2014 itibariyle de hükümet, yönetmelikte yaptığı küçük bir değişiklikle ortaokulda okuyan öğrencilere kıyafet serbestliği getirdi ama bu karar daha çok “kız çocukları artık başörtüsüyle okula gelebilecek” şeklinde yorumlandı. Pek çok kız çocuğunun üzerindeki başörtüsü baskısı daha da arttı.
Şimdi ise bu gerici projelere bir yenisi daha ekleniyor; Kadın Üniversiteleri kurulması.
Toplumsal cinsiyet eşitsizliğinin yaygın olduğu dönemlerde, kadın ve erkekler karma eğitim görmüyordu. Kadın eğitim almadığı için tüm öğrenim kademeleri tamamen erkeklerden oluşuyordu. Kadınların eğitim-öğretim serüveni sadece kadınlar için kurulan okullar ile başladı. Kadınlar, sadece kadınların girebildiği okullar ile sonradan eğitim sistemine eklemlendi.
Dünyada kadın üniversitelerinin ilk örnekleri 1850’lerden itibaren görülmeye başlandı. Ancak günümüzde bu sayının oldukça düşük olduğu gözlemlenmekte. Örneğin 2018 itibariyle ABD’de kadın üniversitesi sayısı 34’e geriledi. Oysa 1960’larda bu sayı 280’di.
Cinsiyet eşitsizliğinin yaygın olduğu Japonya’da da kadın üniversiteleri, 1900’lü yılların başında kadınların yüksek öğrenim alabilmesi için kuruldu. Karma üniversite teklifinin kabul görmemesi nedeniyle kadın ve erkeklerin ayrı eğitim alması kararı alındı. Japonya’nın yanı sıra Avustralya, İngiltere, Kanada gibi Batı ülkelerinin yanında Güney Kore, Çin ve Hindistan gibi Asya ülkelerinde de kadın üniversiteleri bulunuyor. Ancak bu üniversiteler kadınların eğitim alanında haklarını elde edemediği dönemlerde açılmış ve giderek sayıları azalmakta olan üniversiteler.
İran, Ürdün, Kuveyt, Sudan, Pakistan gibi toplumsal yaşamın dinci-gerici referanslara göre tasarlandığı Müslüman ülkelerde ise cinsiyet eşitsizliği daha yaygın olduğu için sadece kadınların gittiği üniversiteler var. Suudi Arabistan’da ise bütün üniversitelerde kadın ve erkek öğrenciler ayrı kampüslerde eğitim alıyor.
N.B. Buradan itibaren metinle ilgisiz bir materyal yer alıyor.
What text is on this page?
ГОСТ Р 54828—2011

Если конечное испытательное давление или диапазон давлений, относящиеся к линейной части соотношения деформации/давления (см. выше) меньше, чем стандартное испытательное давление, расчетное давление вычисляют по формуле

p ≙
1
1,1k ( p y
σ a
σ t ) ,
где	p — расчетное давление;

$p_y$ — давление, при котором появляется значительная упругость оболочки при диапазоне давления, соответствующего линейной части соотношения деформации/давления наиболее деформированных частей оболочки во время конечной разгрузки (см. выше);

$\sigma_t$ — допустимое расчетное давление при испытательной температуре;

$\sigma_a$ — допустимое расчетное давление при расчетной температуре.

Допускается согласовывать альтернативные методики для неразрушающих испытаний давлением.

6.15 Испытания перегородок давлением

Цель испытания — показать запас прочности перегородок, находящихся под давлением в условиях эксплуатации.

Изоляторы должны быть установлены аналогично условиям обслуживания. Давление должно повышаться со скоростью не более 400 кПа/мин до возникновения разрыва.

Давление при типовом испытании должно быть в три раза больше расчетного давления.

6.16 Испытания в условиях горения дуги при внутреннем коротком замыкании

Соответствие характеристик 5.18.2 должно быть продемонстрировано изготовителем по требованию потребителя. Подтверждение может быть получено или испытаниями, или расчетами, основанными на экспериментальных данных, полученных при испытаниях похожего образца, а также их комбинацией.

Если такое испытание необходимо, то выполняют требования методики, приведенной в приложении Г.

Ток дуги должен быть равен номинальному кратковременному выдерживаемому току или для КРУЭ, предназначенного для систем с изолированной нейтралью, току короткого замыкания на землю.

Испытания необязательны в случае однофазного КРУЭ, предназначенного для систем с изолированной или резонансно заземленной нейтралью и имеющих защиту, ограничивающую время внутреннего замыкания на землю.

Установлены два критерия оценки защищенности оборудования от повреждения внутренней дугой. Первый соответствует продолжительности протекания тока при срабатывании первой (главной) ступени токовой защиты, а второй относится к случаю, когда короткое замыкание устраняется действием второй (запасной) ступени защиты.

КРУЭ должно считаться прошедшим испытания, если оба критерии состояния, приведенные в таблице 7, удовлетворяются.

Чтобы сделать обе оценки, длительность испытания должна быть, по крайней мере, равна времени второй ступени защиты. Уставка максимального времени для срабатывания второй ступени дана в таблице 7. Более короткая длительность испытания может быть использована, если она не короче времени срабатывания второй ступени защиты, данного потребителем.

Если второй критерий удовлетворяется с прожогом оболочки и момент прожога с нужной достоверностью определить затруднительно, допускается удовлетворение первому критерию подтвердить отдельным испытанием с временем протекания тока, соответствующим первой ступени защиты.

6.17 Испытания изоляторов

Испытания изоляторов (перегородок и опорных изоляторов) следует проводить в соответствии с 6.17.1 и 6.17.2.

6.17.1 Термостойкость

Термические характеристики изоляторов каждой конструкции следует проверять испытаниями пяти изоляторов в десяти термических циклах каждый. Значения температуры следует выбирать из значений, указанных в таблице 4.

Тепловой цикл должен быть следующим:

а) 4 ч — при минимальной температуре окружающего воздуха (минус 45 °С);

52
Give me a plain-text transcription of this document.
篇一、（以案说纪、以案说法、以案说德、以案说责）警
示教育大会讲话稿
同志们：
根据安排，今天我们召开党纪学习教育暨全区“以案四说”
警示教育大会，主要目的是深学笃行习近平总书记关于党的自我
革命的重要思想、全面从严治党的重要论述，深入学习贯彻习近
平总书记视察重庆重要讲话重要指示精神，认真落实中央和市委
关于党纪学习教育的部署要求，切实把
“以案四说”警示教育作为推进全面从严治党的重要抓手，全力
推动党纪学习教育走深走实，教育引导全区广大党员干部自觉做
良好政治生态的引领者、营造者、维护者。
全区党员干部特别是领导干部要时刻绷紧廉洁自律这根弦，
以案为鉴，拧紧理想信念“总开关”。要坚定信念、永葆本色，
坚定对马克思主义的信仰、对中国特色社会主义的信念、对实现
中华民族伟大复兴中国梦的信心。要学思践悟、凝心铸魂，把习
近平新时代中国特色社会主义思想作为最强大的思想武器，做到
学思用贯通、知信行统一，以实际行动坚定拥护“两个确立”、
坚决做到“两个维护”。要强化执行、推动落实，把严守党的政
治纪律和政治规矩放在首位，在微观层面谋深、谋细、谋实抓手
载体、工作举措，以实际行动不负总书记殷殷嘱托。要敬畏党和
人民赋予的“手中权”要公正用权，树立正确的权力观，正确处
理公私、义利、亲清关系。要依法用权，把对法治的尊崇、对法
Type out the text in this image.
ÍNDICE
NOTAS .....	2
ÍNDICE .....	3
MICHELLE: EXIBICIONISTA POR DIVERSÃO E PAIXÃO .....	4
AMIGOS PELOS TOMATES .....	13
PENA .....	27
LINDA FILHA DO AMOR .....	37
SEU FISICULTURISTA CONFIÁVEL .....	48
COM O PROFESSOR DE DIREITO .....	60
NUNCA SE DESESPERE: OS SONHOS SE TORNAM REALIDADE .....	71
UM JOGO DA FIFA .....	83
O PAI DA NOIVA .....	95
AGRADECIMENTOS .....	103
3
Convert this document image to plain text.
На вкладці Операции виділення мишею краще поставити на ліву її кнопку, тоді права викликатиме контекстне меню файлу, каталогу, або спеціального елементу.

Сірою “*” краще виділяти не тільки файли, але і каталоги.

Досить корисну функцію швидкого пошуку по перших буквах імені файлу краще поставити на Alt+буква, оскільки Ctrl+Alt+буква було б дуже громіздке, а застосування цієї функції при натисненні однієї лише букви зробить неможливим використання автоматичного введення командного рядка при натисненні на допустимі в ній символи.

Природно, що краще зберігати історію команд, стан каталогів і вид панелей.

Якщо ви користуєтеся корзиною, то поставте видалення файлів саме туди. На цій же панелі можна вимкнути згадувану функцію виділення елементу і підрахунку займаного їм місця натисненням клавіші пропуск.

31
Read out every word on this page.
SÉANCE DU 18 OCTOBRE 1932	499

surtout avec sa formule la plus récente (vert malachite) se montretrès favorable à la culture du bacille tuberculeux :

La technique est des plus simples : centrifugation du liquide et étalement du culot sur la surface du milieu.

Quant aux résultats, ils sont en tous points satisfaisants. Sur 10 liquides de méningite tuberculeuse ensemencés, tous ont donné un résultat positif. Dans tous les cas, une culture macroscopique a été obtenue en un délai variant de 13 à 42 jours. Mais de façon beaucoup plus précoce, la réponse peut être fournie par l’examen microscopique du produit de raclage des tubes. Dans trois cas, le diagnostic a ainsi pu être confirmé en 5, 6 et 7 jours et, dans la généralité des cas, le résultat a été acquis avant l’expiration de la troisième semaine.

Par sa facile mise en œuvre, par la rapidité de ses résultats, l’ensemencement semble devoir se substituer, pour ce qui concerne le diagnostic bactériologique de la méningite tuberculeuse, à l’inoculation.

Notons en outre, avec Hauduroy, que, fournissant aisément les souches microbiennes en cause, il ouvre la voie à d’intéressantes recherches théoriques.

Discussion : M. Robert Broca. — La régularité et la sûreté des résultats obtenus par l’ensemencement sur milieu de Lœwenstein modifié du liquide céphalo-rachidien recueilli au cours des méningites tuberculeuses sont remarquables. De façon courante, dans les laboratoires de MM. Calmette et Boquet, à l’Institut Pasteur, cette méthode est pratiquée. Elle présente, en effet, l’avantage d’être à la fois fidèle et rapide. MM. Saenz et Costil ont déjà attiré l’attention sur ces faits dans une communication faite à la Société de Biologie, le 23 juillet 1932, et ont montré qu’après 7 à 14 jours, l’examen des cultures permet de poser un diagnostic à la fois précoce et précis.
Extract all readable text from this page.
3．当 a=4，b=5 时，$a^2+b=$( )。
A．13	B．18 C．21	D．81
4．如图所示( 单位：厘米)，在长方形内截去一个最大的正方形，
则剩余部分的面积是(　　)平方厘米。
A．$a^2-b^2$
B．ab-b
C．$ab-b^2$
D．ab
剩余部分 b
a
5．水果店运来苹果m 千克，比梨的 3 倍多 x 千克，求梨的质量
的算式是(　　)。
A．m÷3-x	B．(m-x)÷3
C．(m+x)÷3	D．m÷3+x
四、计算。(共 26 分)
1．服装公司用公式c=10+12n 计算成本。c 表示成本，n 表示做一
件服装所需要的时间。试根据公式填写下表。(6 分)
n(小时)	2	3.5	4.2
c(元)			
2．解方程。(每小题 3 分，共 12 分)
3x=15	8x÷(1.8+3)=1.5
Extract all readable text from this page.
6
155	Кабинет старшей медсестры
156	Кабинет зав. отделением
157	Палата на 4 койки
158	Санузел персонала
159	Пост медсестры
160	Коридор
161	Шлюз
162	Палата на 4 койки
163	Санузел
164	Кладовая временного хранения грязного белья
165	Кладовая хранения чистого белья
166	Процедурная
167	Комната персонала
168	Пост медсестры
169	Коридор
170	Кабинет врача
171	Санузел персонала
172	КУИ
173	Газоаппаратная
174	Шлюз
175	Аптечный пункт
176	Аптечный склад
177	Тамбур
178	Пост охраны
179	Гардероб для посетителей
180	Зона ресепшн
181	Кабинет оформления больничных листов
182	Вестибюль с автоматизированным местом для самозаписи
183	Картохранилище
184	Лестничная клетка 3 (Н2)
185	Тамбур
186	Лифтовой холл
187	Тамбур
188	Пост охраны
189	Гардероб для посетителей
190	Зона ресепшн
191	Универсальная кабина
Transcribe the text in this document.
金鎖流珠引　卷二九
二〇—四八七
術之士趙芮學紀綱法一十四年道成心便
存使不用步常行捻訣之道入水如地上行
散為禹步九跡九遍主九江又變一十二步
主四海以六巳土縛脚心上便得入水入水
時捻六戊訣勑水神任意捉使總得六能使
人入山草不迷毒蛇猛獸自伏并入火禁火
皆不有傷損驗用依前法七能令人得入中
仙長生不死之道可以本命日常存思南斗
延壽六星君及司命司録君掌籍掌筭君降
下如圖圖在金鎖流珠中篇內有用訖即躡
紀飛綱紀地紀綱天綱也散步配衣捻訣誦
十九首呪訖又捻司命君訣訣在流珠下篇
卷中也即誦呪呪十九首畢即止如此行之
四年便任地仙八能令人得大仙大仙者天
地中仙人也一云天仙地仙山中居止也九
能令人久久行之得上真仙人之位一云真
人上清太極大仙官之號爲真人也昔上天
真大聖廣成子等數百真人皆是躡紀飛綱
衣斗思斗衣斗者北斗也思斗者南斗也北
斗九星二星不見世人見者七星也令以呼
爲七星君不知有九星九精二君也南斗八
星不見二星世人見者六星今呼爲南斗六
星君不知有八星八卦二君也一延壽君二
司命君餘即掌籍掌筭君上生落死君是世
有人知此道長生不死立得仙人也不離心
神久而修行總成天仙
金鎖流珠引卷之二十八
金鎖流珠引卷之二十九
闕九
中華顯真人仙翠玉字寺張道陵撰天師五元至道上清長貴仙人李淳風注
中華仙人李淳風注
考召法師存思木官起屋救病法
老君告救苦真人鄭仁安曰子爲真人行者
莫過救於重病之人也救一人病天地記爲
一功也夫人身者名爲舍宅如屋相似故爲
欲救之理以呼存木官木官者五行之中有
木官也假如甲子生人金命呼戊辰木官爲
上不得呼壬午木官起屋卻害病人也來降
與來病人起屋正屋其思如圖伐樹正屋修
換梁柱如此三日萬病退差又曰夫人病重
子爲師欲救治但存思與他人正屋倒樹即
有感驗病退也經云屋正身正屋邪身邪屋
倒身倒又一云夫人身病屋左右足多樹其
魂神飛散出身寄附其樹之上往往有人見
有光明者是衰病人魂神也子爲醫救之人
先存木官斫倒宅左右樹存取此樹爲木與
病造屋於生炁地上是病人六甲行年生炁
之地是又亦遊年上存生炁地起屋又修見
Zaman içerisinde, tarihsel ilerlemeler sonucu olarak kadınlar eğitim konusunda da haklar kazanmaya başlayınca kadının eğitim almasına ilişkin tavır değişti ve kadınlar eğitim hayatında daha çok yer almaya başladı. Karma eğitim anlayışının yaygınlaşması ile kadının, kadın okuluna gitme zorunluluğu ortadan kalktı.
Karma eğitim, kadınların ve erkeklerin aynı eğitim çatısı altında, aynı sınıflarda, eşit şekilde öğrenim gördükleri bir eğitim sistemidir. Bu sistem tarihte sınıf mücadeleleri ile birlikte cinsiyete dayalı toplumsal yapıyı reddederken ilerici değerlerin egemen olduğu bir toplumsal yaşamı amaçlar. Kadına da erkeğe de aynı anda ve aynı yerde; yazma, okuma, yaşayarak öğrenme, araştırma ve beraber öğrenme olanağı sunar.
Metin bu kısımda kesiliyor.